I’ve never been good at waiting. My work on being more patient has ranged from a New Year’s resolution to a regular prayer request, but recently entering the post-graduation season of life has introduced me to a whole new set of unknowns.
I struggle with perfectionism and wanting to be in control, but times of waiting force me to remember Who God is — my identity rests in Him, not in the outcome or success of whatever I am waiting on.
You might not be in this specific position, but waiting is an unavoidable part of both major transitions and everyday life. Maybe you’re waiting to hear back about a job application, college scholarship or graduate school. You might be deciding where to live or if you want to relocate. You could be waiting to find godly friendships and a community that feels like home. Or maybe you feel tired of waiting and searching to find your place, your people or your purpose.
A different picture
When I think about waiting, it always feels passive and static, like I’m stuck somewhere unable to reach whatever good things are to come. The dictionary defines waiting as: “to stay in place in expectation of,” “to remain stationary in readiness or expectation” or “to look forward or hold back expectantly.”
When we talk to friends and family about waiting it’s easy to vent and complain. We might feel like the time is wasted and our expectations will never be fulfilled.
But Scripture offers a different picture, full of meaning and trust. We don’t have to merely wait by ourselves, trying to move forward in our own strength. Instead, we are called to wait on the Lord.
I hold onto Psalm 37:4–5 when I’m trying to make sense of waiting: “Delight yourself in the Lord, and He will give you the desires of your heart. Commit your way to the Lord, trust also in Him, and He will do it.”
This passage isn’t saying God is going to give us everything we want, but I see these words as a prayer that He would shape the desires of my heart to be more like Christ. When I’m in a time of waiting to understand His direction, I know He orders my plans, even if His answer takes time or in the end is “not yet” or simply “no.”
Abide in Christ
We can wait on the Lord by abiding in Him. In John 15:4–5, Jesus tells the disciples, “Abide in Me, and I in you. As the branch cannot bear fruit of itself unless it abides in the vine, so neither can you unless you abide in Me. I am the vine, you are the branches; he who abides in Me and I in him, he bears much fruit, for apart from Me you can do nothing.”
But what does abiding actually look like? To me, it means recognizing God as creator, provider and sustainer, and daily, actively reminding myself of these truths.
When Jesus says I can do nothing on my own, He reminds me that each day, each second and each breath comes from Him. Overthinking, doubt and anxiety try to snare me and weaken my trust when I’m waiting on making a big decision or hearing an answer.
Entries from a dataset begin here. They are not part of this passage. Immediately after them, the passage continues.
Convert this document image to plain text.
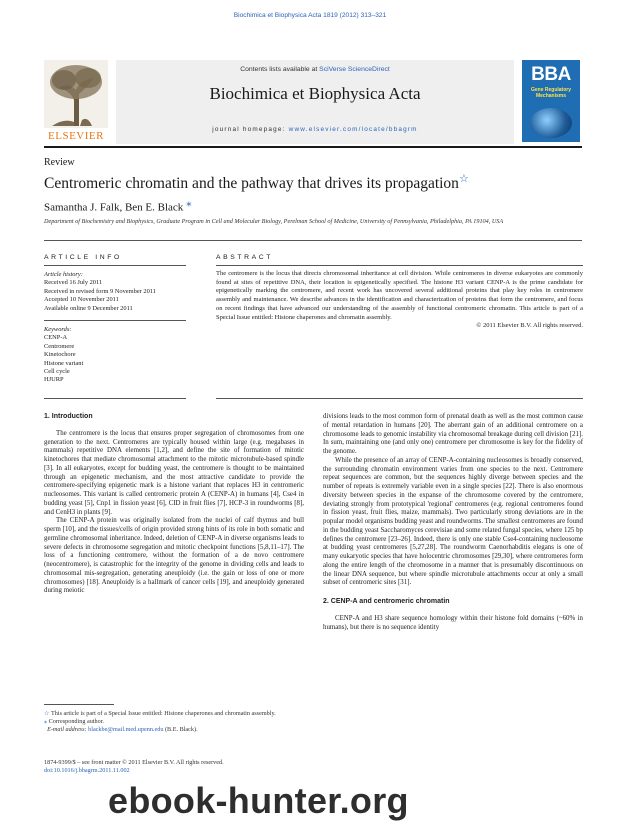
Biochimica et Biophysica Acta 1819 (2012) 313–321
ELSEVIER
Contents lists available at SciVerse ScienceDirect
Biochimica et Biophysica Acta
journal homepage: www.elsevier.com/locate/bbagrm
BBA
Gene Regulatory Mechanisms
Review
Centromeric chromatin and the pathway that drives its propagation☆
Samantha J. Falk, Ben E. Black ⁎
Department of Biochemistry and Biophysics, Graduate Program in Cell and Molecular Biology, Perelman School of Medicine, University of Pennsylvania, Philadelphia, PA 19104, USA
ARTICLE INFO	ABSTRACT
Article history:
Received 16 July 2011
Received in revised form 9 November 2011
Accepted 10 November 2011
Available online 9 December 2011
Keywords:
CENP-A
Centromere
Kinetochore
Histone variant
Cell cycle
HJURP

The centromere is the locus that directs chromosomal inheritance at cell division. While centromeres in diverse eukaryotes are commonly found at sites of repetitive DNA, their location is epigenetically specified. The histone H3 variant CENP-A is the prime candidate for epigenetically marking the centromere, and recent work has uncovered several additional proteins that play key roles in centromere assembly and maintenance. We describe advances in the identification and characterization of proteins that form the centromere, and focus on recent findings that have advanced our understanding of the assembly of functional centromeric chromatin. This article is part of a Special Issue entitled: Histone chaperones and chromatin assembly.

© 2011 Elsevier B.V. All rights reserved.

1. Introduction

The centromere is the locus that ensures proper segregation of chromosomes from one generation to the next. Centromeres are typically housed within large (e.g. megabases in mammals) repetitive DNA elements [1,2], and define the site of formation of mitotic kinetochores that mediate chromosomal attachment to the mitotic microtubule-based spindle [3]. In all eukaryotes, except for budding yeast, the centromere is thought to be maintained through an epigenetic mechanism, and the most attractive candidate to provide the centromere-specifying epigenetic mark is a histone variant that replaces H3 in centromeric nucleosomes. This variant is called centromeric protein A (CENP-A) in humans [4], Cse4 in budding yeast [5], Cnp1 in fission yeast [6], CID in fruit flies [7], HCP-3 in roundworms [8], and CenH3 in plants [9].

The CENP-A protein was originally isolated from the nuclei of calf thymus and bull sperm [10], and the tissues/cells of origin provided strong hints of its role in both somatic and germline chromosomal inheritance. Indeed, deletion of CENP-A in diverse organisms leads to severe defects in chromosome segregation and mitotic checkpoint functions [5,8,11–17]. The loss of a functioning centromere, without the formation of a de novo centromere (neocentromere), is catastrophic for the integrity of the genome in dividing cells and leads to chromosomal mis-segregation, generating aneuploidy (i.e. the gain or loss of one or more chromosomes) [18]. Aneuploidy is a hallmark of cancer cells [19], and aneuploidy generated during meiotic

divisions leads to the most common form of prenatal death as well as the most common cause of mental retardation in humans [20]. The aberrant gain of an additional centromere on a chromosome leads to genomic instability via chromosomal breakage during cell division [21]. In sum, maintaining one (and only one) centromere per chromosome is key for the fidelity of the genome.

While the presence of an array of CENP-A-containing nucleosomes is broadly conserved, the surrounding chromatin environment varies from one species to the next. Centromere repeat sequences are common, but the sequences highly diverge between species and the number of repeats is extremely variable even in a single species [22]. There is also enormous diversity between species in the expanse of the chromosome covered by the centromere, deviating strongly from prototypical 'regional' centromeres (e.g. regional centromeres found in fission yeast, fruit flies, maize, mammals). Two particularly strong deviations are in the popular model organisms budding yeast and roundworms. The smallest centromeres are found in the budding yeast Saccharomyces cerevisiae and some related fungal species, where 125 bp defines the centromere [23–26]. Indeed, there is only one stable Cse4-containing nucleosome at budding yeast centromeres [5,27,28]. The roundworm Caenorhabditis elegans is one of many eukaryotic species that have holocentric chromosomes [29,30], where centromeres form along the entire length of the chromosome in a manner that is presumably discontinuous on the linear DNA sequence, but where spindle microtubule attachments occur at only a small subset of centromeric sites [31].

2. CENP-A and centromeric chromatin

CENP-A and H3 share sequence homology within their histone fold domains (~60% in humans), but there is no sequence identity

☆ This article is part of a Special Issue entitled: Histone chaperones and chromatin assembly.
⁎ Corresponding author.
E-mail address: blackbe@mail.med.upenn.edu (B.E. Black).
1874-9399/$ – see front matter © 2011 Elsevier B.V. All rights reserved.
doi:10.1016/j.bbagrm.2011.11.002
ebook-hunter.org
I often fall into the trap of thinking I can or should handle it by myself.
But the truth is that we can’t do this life in our own strength, and seasons of waiting point us back to a comforting reminder — we are safe in the true vine.
God guides our steps in every long moment of waiting and stepping into the unknown. We don’t have to put life on hold as we wait, and whatever your season looks like, it can be fruitful if you abide in Christ as the source of growth and hope.